What is KinderGenome Medical Genetics?
KinderGenome Medical Genetics is a private clinical genetics practice based in Dallas, Texas, founded and led by Dr. Golder N. Wilson, MD, PhD. The practice specializes in pediatric and medical genetics, offering diagnostic evaluations, genetic counseling, and personalized care for individuals and families with genetic conditions.
Dr. Golder N. Wilson is a distinguished physician-scientist with over 50 years of experience in the field. He earned his PhD in biochemistry in 1970 and his MD in 1972 from the University of Chicago. Following residencies in pediatrics and medical genetics at the University of Michigan, he held academic positions at McGill University and the University of Texas Southwestern Medical Center, where he became a professor of pediatrics in the mid-1980s. He is currently a clinical professor of pediatrics at Texas Tech University Health Sciences Center in Lubbock, Texas.
Dr. Wilson's research interests include the genetic basis of connective tissue disorders, such as Ehlers-Danlos syndrome (EDS). He has contributed to studies analyzing the clinical and genomic data of EDS patients, aiming to better understand the underlying gene networks and improve diagnostic and management strategies.
In addition to his clinical and research work, Dr. Wilson is dedicated to genetics education. He has authored educational materials, including the book "Four Mothers: Four Faces of dis Ability," and has been involved in developing resources to make genetics more accessible to non-specialists.
For more information about KinderGenome Medical Genetics or to contact Dr. Wilson, you can visit their website at kinderggnome.biz.
Personalized Genetic Care from a Pioneer in Medical Genetics
KinderGenome Medical Genetics is a specialized clinic founded by Dr. Golder N. Wilson, MD, PhD—one of the most respected names in the field of medical genetics. With over 50 years of experience, Dr. Wilson provides comprehensive evaluations, genetic testing, and counseling tailored to each patient’s unique medical needs. The clinic focuses on pediatric and adult genetic conditions, helping individuals and families understand complex diagnoses and find personalized treatment options.

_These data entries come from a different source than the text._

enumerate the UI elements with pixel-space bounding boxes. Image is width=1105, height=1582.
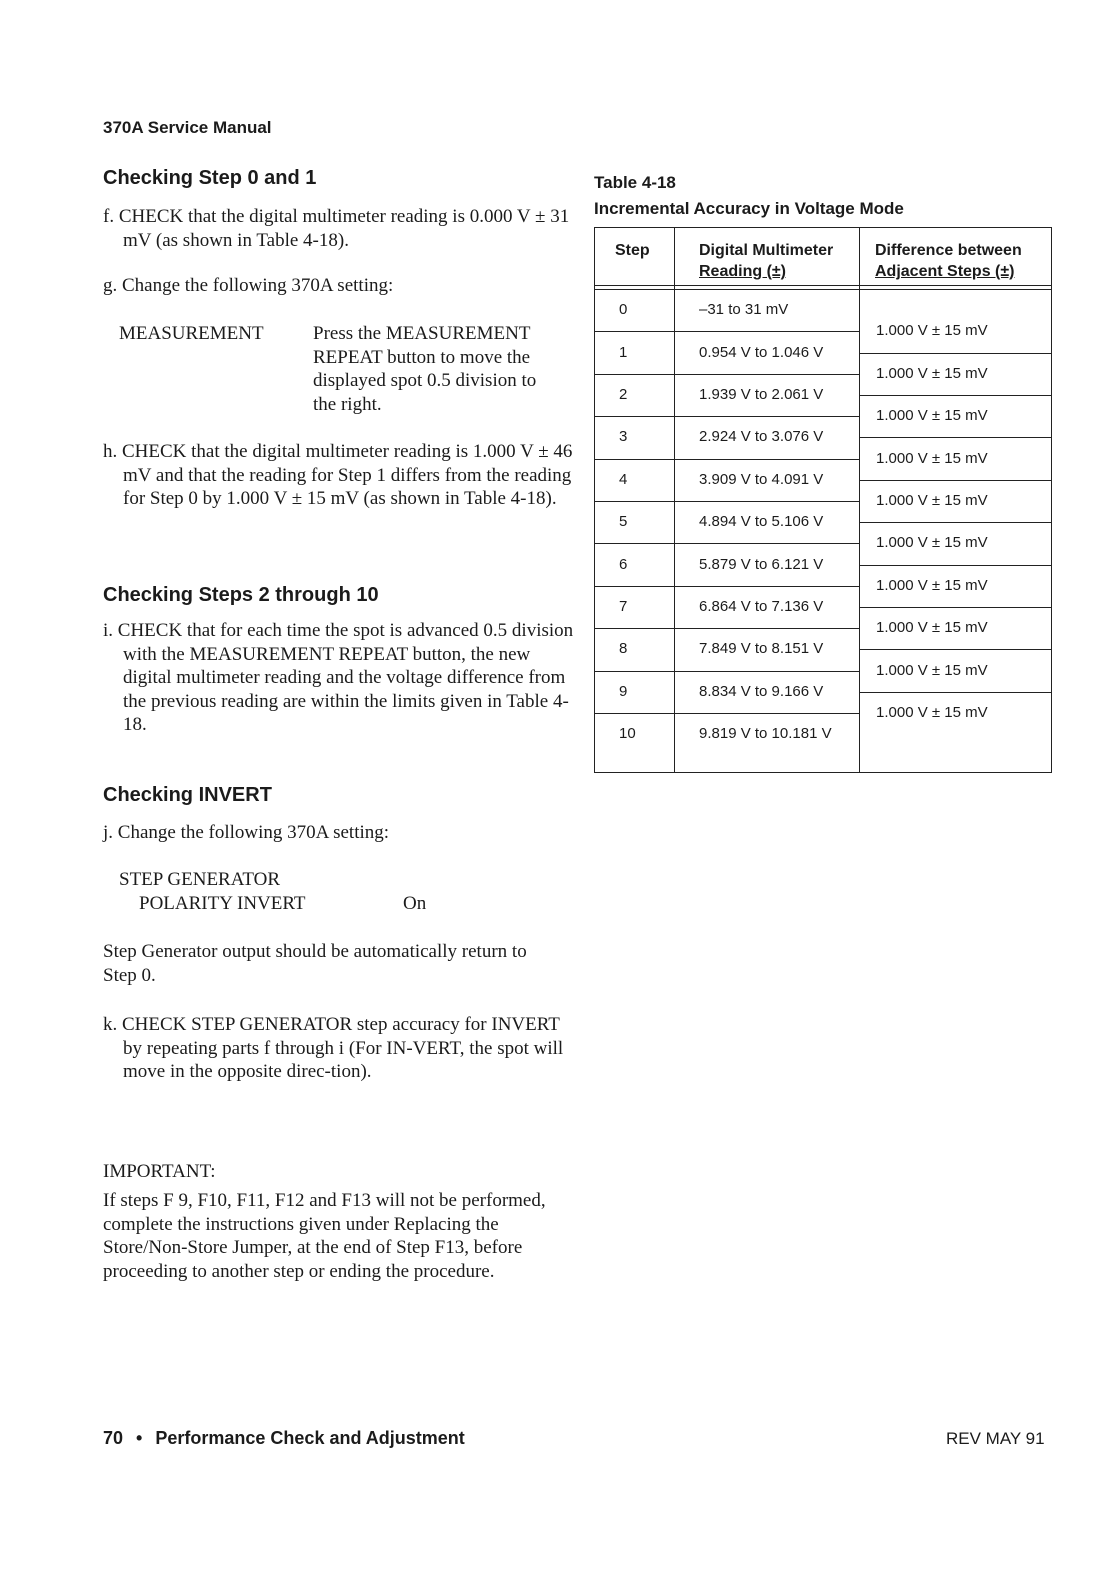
section-step-0-1: [103, 167, 563, 190]
table-number: Table 4-18: [594, 173, 676, 192]
cell-dmm-reading: 4.894 V to 5.106 V: [699, 513, 824, 531]
setting-label-line1: STEP GENERATOR: [119, 869, 280, 890]
instruction-h: h. CHECK that the digital multimeter reading is 1.000 V ± 46 mV and that the reading for Step 1 differs from the reading for Step 0 by 1.000 V ± 15 mV (as shown in Table 4-18).: [103, 441, 573, 509]
footer-page-info: [103, 1428, 465, 1449]
cell-difference: 1.000 V ± 15 mV: [876, 449, 988, 467]
cell-dmm-reading: 8.834 V to 9.166 V: [699, 682, 824, 700]
cell-difference: 1.000 V ± 15 mV: [876, 322, 988, 340]
cell-difference: 1.000 V ± 15 mV: [876, 534, 988, 552]
section-title: Checking INVERT: [103, 784, 272, 806]
cell-step: 7: [619, 598, 628, 615]
section-title: Checking Step 0 and 1: [103, 167, 317, 189]
row-divider: [595, 586, 859, 587]
header-step: Step: [615, 242, 650, 259]
cell-step: 9: [619, 682, 628, 700]
row-divider: [595, 374, 859, 375]
instruction-f: f. CHECK that the digital multimeter reading is 0.000 V ± 31 mV (as shown in Table 4-18).: [103, 206, 570, 251]
cell-step: 1: [619, 343, 628, 361]
row-divider: [595, 628, 859, 629]
header-rule: [595, 289, 1051, 290]
cell-difference: 1.000 V ± 15 mV: [876, 576, 988, 594]
header-diff-line2: Adjacent Steps (±): [875, 263, 1015, 280]
cell-step: 8: [619, 640, 628, 658]
difference-divider: [859, 565, 1051, 566]
cell-difference: 1.000 V ± 15 mV: [876, 492, 988, 509]
cell-step: 6: [619, 555, 628, 573]
row-divider: [595, 331, 859, 332]
section-title: Checking Steps 2 through 10: [103, 584, 379, 606]
setting-label: MEASUREMENT: [119, 323, 264, 344]
column-divider: [859, 228, 860, 772]
cell-step: 3: [619, 428, 628, 446]
cell-dmm-reading: 6.864 V to 7.136 V: [699, 598, 824, 615]
cell-step: 2: [619, 386, 628, 403]
cell-dmm-reading: 0.954 V to 1.046 V: [699, 343, 824, 361]
footer-bullet: •: [136, 1428, 143, 1448]
header-difference: [875, 240, 1022, 282]
cell-step: 4: [619, 470, 628, 488]
cell-difference: 1.000 V ± 15 mV: [876, 364, 988, 382]
instruction-j: j. Change the following 370A setting:: [103, 822, 390, 843]
cell-difference: 1.000 V ± 15 mV: [876, 407, 988, 425]
chapter-title: Performance Check and Adjustment: [155, 1428, 465, 1448]
invert-note: Step Generator output should be automatically return to Step 0.: [103, 941, 527, 986]
header-rule: [595, 285, 1051, 286]
manual-title: 370A Service Manual: [103, 118, 272, 137]
cell-step: 10: [619, 725, 636, 743]
difference-divider: [859, 607, 1051, 608]
row-divider: [595, 416, 859, 417]
instruction-k: k. CHECK STEP GENERATOR step accuracy for INVERT by repeating parts f through i (For IN-VERT, the spot will move in the opposite direc-tion).: [103, 1014, 564, 1082]
cell-dmm-reading: 1.939 V to 2.061 V: [699, 386, 824, 403]
cell-dmm-reading: 9.819 V to 10.181 V: [699, 725, 832, 743]
difference-divider: [859, 353, 1051, 354]
cell-dmm-reading: 5.879 V to 6.121 V: [699, 555, 824, 573]
difference-divider: [859, 437, 1051, 438]
header-dmm-line2: Reading (±): [699, 263, 786, 280]
instruction-i: i. CHECK that for each time the spot is advanced 0.5 division with the MEASUREMENT REPEAT button, the new digital multimeter reading and the voltage difference from the previous reading are within the limits given in Table 4-18.: [103, 620, 574, 735]
setting-value: On: [403, 893, 427, 914]
important-label: IMPORTANT:: [103, 1161, 216, 1182]
difference-divider: [859, 692, 1051, 693]
cell-dmm-reading: 3.909 V to 4.091 V: [699, 470, 824, 488]
section-steps-2-10: [103, 584, 563, 607]
cell-step: 0: [619, 301, 628, 319]
row-divider: [595, 543, 859, 544]
row-divider: [595, 713, 859, 714]
column-divider: [674, 228, 675, 772]
cell-dmm-reading: –31 to 31 mV: [699, 301, 789, 319]
cell-difference: 1.000 V ± 15 mV: [876, 661, 988, 679]
row-divider: [595, 671, 859, 672]
setting-label-line2: POLARITY INVERT: [139, 893, 306, 914]
header-diff-line1: Difference between: [875, 242, 1022, 259]
cell-difference: 1.000 V ± 15 mV: [876, 619, 988, 637]
row-divider: [595, 459, 859, 460]
important-text: If steps F 9, F10, F11, F12 and F13 will not be performed, complete the instructions given under Replacing the Store/Non-Store Jumper, at the end of Step F13, before proceeding to another step or ending the procedure.: [103, 1190, 546, 1282]
cell-dmm-reading: 7.849 V to 8.151 V: [699, 640, 824, 658]
difference-divider: [859, 649, 1051, 650]
cell-step: 5: [619, 513, 628, 531]
row-divider: [595, 501, 859, 502]
header-dmm-line1: Digital Multimeter: [699, 242, 834, 259]
revision-date: REV MAY 91: [946, 1429, 1045, 1448]
setting-value: Press the MEASUREMENT REPEAT button to move the displayed spot 0.5 division to the right.: [313, 323, 537, 415]
accuracy-table: [594, 227, 1052, 773]
table-title: Incremental Accuracy in Voltage Mode: [594, 199, 904, 218]
table-caption: [594, 170, 904, 222]
instruction-g: g. Change the following 370A setting:: [103, 275, 394, 296]
page-number: 70: [103, 1428, 124, 1448]
difference-divider: [859, 480, 1051, 481]
header-dmm-reading: [699, 240, 833, 282]
cell-dmm-reading: 2.924 V to 3.076 V: [699, 428, 824, 446]
cell-difference: 1.000 V ± 15 mV: [876, 704, 988, 721]
difference-divider: [859, 522, 1051, 523]
difference-divider: [859, 395, 1051, 396]
section-invert: [103, 784, 563, 807]
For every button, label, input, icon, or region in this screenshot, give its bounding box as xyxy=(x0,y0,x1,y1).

Dr. Wilson's approach combines compassionate care with deep scientific insight. As a long-time educator and researcher, he not only treats patients but also empowers them with knowledge. His work in understanding disorders like Ehlers-Danlos Syndrome (EDS) and other connective tissue diseases has advanced the field significantly. At KinderGenome, patients aren’t just receiving medical care—they’re guided through their genetic journey with expertise and empathy.
About Golder Wilson MD, PhD
I received my MD and PhD degrees from the University of Chicago in 1972, and did residency/fellowship training at Boston Floating Hospital, the National Institutes of Health, and the University of Michigan. I have spent 42 years in academic medicine doing general pediatrics and genetics, becoming an endowed full professor of pediatrics during 14 years at UT Southwestern Medical Center and Children’s Medical Center of Dallas. In 2003, I began a private practice and continued academic work at the Texas Tech University Health Science Centers in Amarillo (Professor of Pediatrics, Obstetrics & Gynecology) and Lubbock (Clinical Professor of Pediatrics), now continuing the latter appointment to help with laboratory administration and genetic education. I emphasized research early in my career and was the first to report cloning of human DNA with my fellowship mentor Roy Schmickel in 1978, going on to conduct NIH-funded laboratory research on ribosomal RNA genes and peroxisomal disorders before focusing on clinical work in 1996.
My experience in general pediatrics has directed my genetic subspecialty practice toward promoting the medical home as managed by all-important primary physicians, exemplified by my book Preventive Management for Children with Genetic Conditions: Providing a Primary Care Medical Home, 2nd Edition published by Cambridge University Press in 2006 with developmental pediatrician W. Carl Cooley. This perspective has prompted many articles for physician education including a house staff manual on genetics and development and those written or edited in my role as a member of the Board of Consultants for the widely circulated journals Consultant for Pediatricians and now its parent Consultant. I have also been active in parent education and am proud to have worked with the Down Syndrome Guild of Dallas in establishing and coordinating a Down Syndrome Clinic at Children's Health that promoted a positive image of children with Down syndrome and educated many about their preventive health care. I hope to continue the same with EDS.